Certain conditions increase the risk of infertility. A woman's fertility starts to decline at about 32 years old. Tobacco smoking by either the man or woman decreases the chance of the woman getting pregnant. Being overweight and having a sedentary lifestyle affect fertility. Women who are too thin are also at risk for infertility. Exercising over seven hours a week may cause ovulation problems, but not exercising enough can lead to obesity. It's not yet clear if caffeine has any effect on fertility. Alcohol use is definitely bad for pregnancy.


The right treatment for your situation depends on the causes of your infertility and you and your partner's risk factors. Having intercourse two or three times a week can improve the chances of pregnancy. On the other hand, too frequent ejaculation can reduce the quality of the sperm. For men, improving impotence or premature ejaculation can improve fertility. Surgery or treatment with hormones can increase sperm count if lack of sperm is a problem. For women, fertility drugs can treat infertility that is due to ovulation disorders.

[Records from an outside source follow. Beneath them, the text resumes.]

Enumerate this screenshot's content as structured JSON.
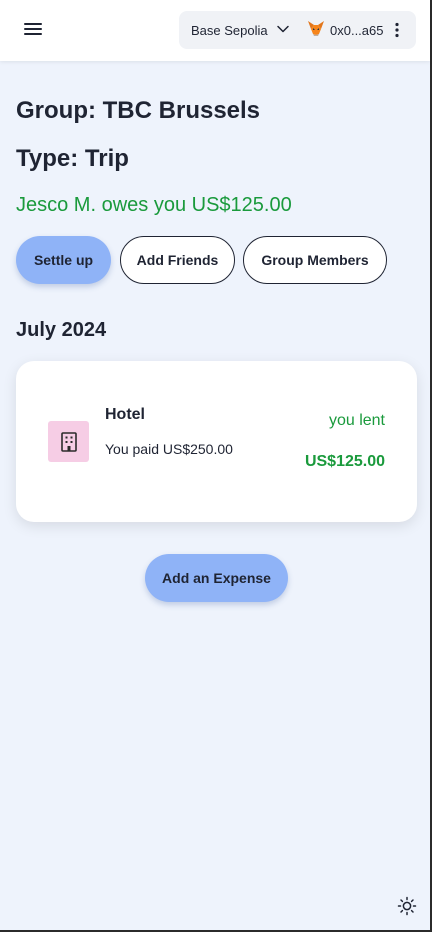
{
  "header": {
    "network": "Base Sepolia",
    "account": "0x0...a65",
    "icons": {
      "menu": "hamburger-menu-icon",
      "network_dropdown": "chevron-down-icon",
      "wallet": "metamask-fox-icon",
      "more": "vertical-dots-icon"
    }
  },
  "group": {
    "title": "Group: TBC Brussels",
    "type": "Type: Trip",
    "balance_summary": "Jesco M. owes you US$125.00"
  },
  "actions": {
    "settle_up": "Settle up",
    "add_friends": "Add Friends",
    "group_members": "Group Members"
  },
  "expenses": {
    "month_heading": "July 2024",
    "items": [
      {
        "name": "Hotel",
        "icon": "building-icon",
        "paid_text": "You paid US$250.00",
        "status": "you lent",
        "amount": "US$125.00"
      }
    ]
  },
  "footer": {
    "add_expense": "Add an Expense",
    "theme_icon": "sun-icon"
  },
  "colors": {
    "background": "#eef3fc",
    "primary_button": "#8fb3f7",
    "positive": "#1a9a3c",
    "expense_icon_bg": "#f6cde5"
  }
}
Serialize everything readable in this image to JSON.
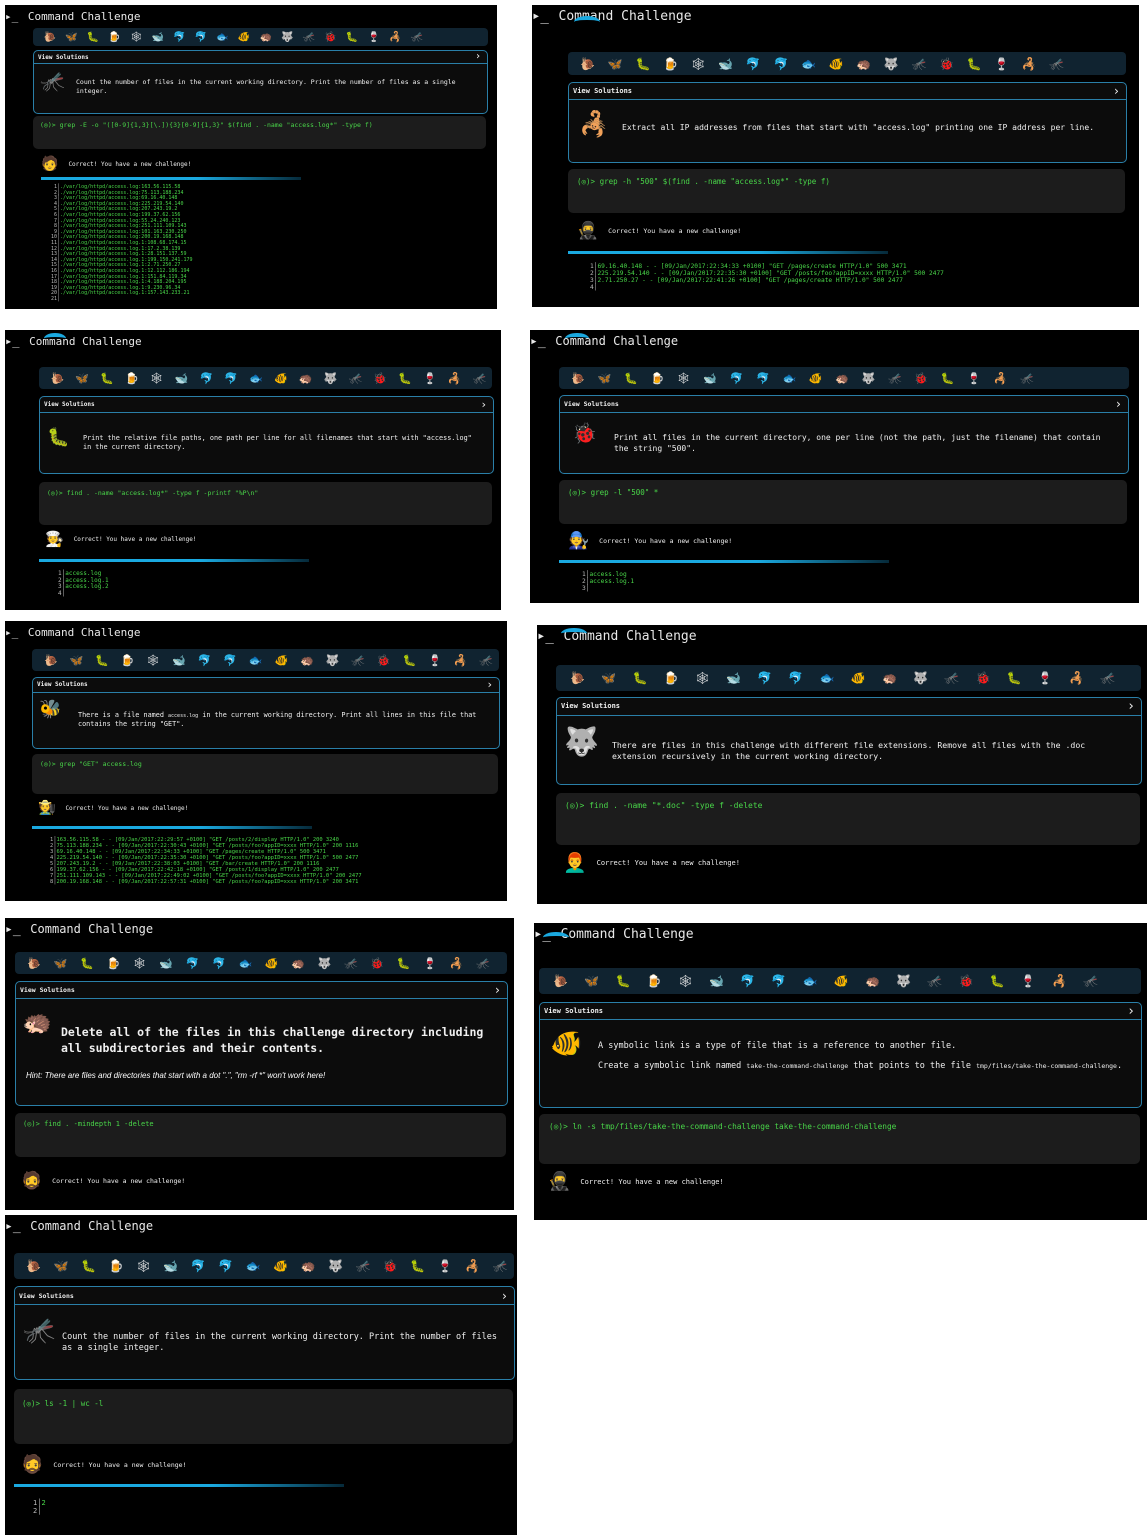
{
  "app_title": "Command Challenge",
  "view_solutions": "View Solutions",
  "chevron": "›",
  "prompt_glyph": "▸_",
  "prompt_prefix": "(◎)> ",
  "success_message": "Correct! You have a new challenge!",
  "accent_color": "#1aa9e0",
  "command_color": "#49d649",
  "icon_bar": [
    "🐌",
    "🦋",
    "🐛",
    "🍺",
    "🕸",
    "🐋",
    "🐬",
    "🐬",
    "🐟",
    "🐠",
    "🦔",
    "🐺",
    "🦟",
    "🐞",
    "🐛",
    "🍷",
    "🦂",
    "🦟"
  ],
  "panels": [
    {
      "id": "p1",
      "animal_icon": "🦟",
      "description": "Count the number of files in the current working directory. Print the number of files as a single integer.",
      "command": "grep -E -o \"([0-9]{1,3}[\\.]){3}[0-9]{1,3}\" $(find . -name \"access.log*\" -type f)",
      "avatar": "🧑",
      "output": [
        "./var/log/httpd/access.log:163.56.115.58",
        "./var/log/httpd/access.log:75.113.188.234",
        "./var/log/httpd/access.log:69.16.40.148",
        "./var/log/httpd/access.log:225.219.54.140",
        "./var/log/httpd/access.log:207.243.19.2",
        "./var/log/httpd/access.log:199.37.62.156",
        "./var/log/httpd/access.log:55.24.240.123",
        "./var/log/httpd/access.log:251.111.109.143",
        "./var/log/httpd/access.log:101.163.230.250",
        "./var/log/httpd/access.log:200.19.168.148",
        "./var/log/httpd/access.log.1:108.68.174.15",
        "./var/log/httpd/access.log.1:17.2.38.139",
        "./var/log/httpd/access.log.1:28.151.137.59",
        "./var/log/httpd/access.log.1:199.150.241.179",
        "./var/log/httpd/access.log.1:2.71.250.27",
        "./var/log/httpd/access.log.1:12.112.186.194",
        "./var/log/httpd/access.log.1:151.84.119.34",
        "./var/log/httpd/access.log.1:4.188.204.195",
        "./var/log/httpd/access.log.1:9.230.96.34",
        "./var/log/httpd/access.log.1:157.143.233.21",
        ""
      ]
    },
    {
      "id": "p2",
      "animal_icon": "🦂",
      "description": "Extract all IP addresses from files that start with \"access.log\" printing one IP address per line.",
      "command": "grep -h \"500\" $(find . -name \"access.log*\" -type f)",
      "avatar": "🥷",
      "output": [
        "69.16.40.148 - - [09/Jan/2017:22:34:33 +0100] \"GET /pages/create HTTP/1.0\" 500 3471",
        "225.219.54.140 - - [09/Jan/2017:22:35:30 +0100] \"GET /posts/foo?appID=xxxx HTTP/1.0\" 500 2477",
        "2.71.250.27 - - [09/Jan/2017:22:41:26 +0100] \"GET /pages/create HTTP/1.0\" 500 2477",
        ""
      ]
    },
    {
      "id": "p3",
      "animal_icon": "🐛",
      "description": "Print the relative file paths, one path per line for all filenames that start with \"access.log\" in the current directory.",
      "command": "find . -name \"access.log*\" -type f -printf \"%P\\n\"",
      "avatar": "🧑‍🍳",
      "output": [
        "access.log",
        "access.log.1",
        "access.log.2",
        ""
      ]
    },
    {
      "id": "p4",
      "animal_icon": "🐞",
      "description": "Print all files in the current directory, one per line (not the path, just the filename) that contain the string \"500\".",
      "command": "grep -l \"500\" *",
      "avatar": "🧑‍🔧",
      "output": [
        "access.log",
        "access.log.1",
        ""
      ]
    },
    {
      "id": "p5",
      "animal_icon": "🐝",
      "description_parts": [
        "There is a file named ",
        "access.log",
        " in the current working directory. Print all lines in this file that contains the string \"GET\"."
      ],
      "command": "grep \"GET\" access.log",
      "avatar": "🧑‍🌾",
      "output": [
        "163.56.115.58 - - [09/Jan/2017:22:29:57 +0100] \"GET /posts/2/display HTTP/1.0\" 200 3240",
        "75.113.188.234 - - [09/Jan/2017:22:30:43 +0100] \"GET /posts/foo?appID=xxxx HTTP/1.0\" 200 1116",
        "69.16.40.148 - - [09/Jan/2017:22:34:33 +0100] \"GET /pages/create HTTP/1.0\" 500 3471",
        "225.219.54.140 - - [09/Jan/2017:22:35:30 +0100] \"GET /posts/foo?appID=xxxx HTTP/1.0\" 500 2477",
        "207.243.19.2 - - [09/Jan/2017:22:38:03 +0100] \"GET /bar/create HTTP/1.0\" 200 1116",
        "199.37.62.156 - - [09/Jan/2017:22:42:18 +0100] \"GET /posts/1/display HTTP/1.0\" 200 2477",
        "251.111.109.143 - - [09/Jan/2017:22:49:02 +0100] \"GET /posts/foo?appID=xxxx HTTP/1.0\" 200 2477",
        "200.19.168.148 - - [09/Jan/2017:22:57:31 +0100] \"GET /posts/foo?appID=xxxx HTTP/1.0\" 200 3471"
      ]
    },
    {
      "id": "p6",
      "animal_icon": "🐺",
      "description": "There are files in this challenge with different file extensions. Remove all files with the .doc extension recursively in the current working directory.",
      "command": "find . -name \"*.doc\" -type f -delete",
      "avatar": "👨‍🦰",
      "output": []
    },
    {
      "id": "p7",
      "animal_icon": "🦔",
      "description": "Delete all of the files in this challenge directory including all subdirectories and their contents.",
      "hint": "Hint: There are files and directories that start with a dot \".\", \"rm -rf *\" won't work here!",
      "command": "find . -mindepth 1 -delete",
      "avatar": "🧔",
      "output": []
    },
    {
      "id": "p8",
      "animal_icon": "🐠",
      "description": "A symbolic link is a type of file that is a reference to another file.",
      "description2_parts": [
        "Create a symbolic link named ",
        "take-the-command-challenge",
        " that points to the file ",
        "tmp/files/take-the-command-challenge",
        "."
      ],
      "command": "ln -s tmp/files/take-the-command-challenge take-the-command-challenge",
      "avatar": "🥷",
      "output": []
    },
    {
      "id": "p9",
      "animal_icon": "🦟",
      "description": "Count the number of files in the current working directory. Print the number of files as a single integer.",
      "command": "ls -1 | wc -l",
      "avatar": "🧔",
      "output": [
        "2",
        ""
      ]
    }
  ]
}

Problems in the fallopian tubes may be corrected surgically. Assisted reproductive technology is the term for a variety of techniques such as in vitro fertilization.


Whether you are approaching surgery for ovarian cysts, hysterectomy, tubal ligation, or infertility, it is critically important that you understand exactly what the doctors plan to do. You must act as your own health advocate and ask your doctor the right questions. You can decide on the questions to ask by becoming knowledgeable about your condition. There are many online sources of information. Doctors may not volunteer all the important information, because they don't think about it, don't think it's important, or don't have the time. Whatever the reason, it is okay, in fact essential, for you to ask all your questions. Do not be afraid of bothering your medical providers. Their jobs are to give you the best care possible, and that includes answering your questions. Prepare for your doctors' appointments with a list of questions, and if more questions come up during the appointment, ask them also.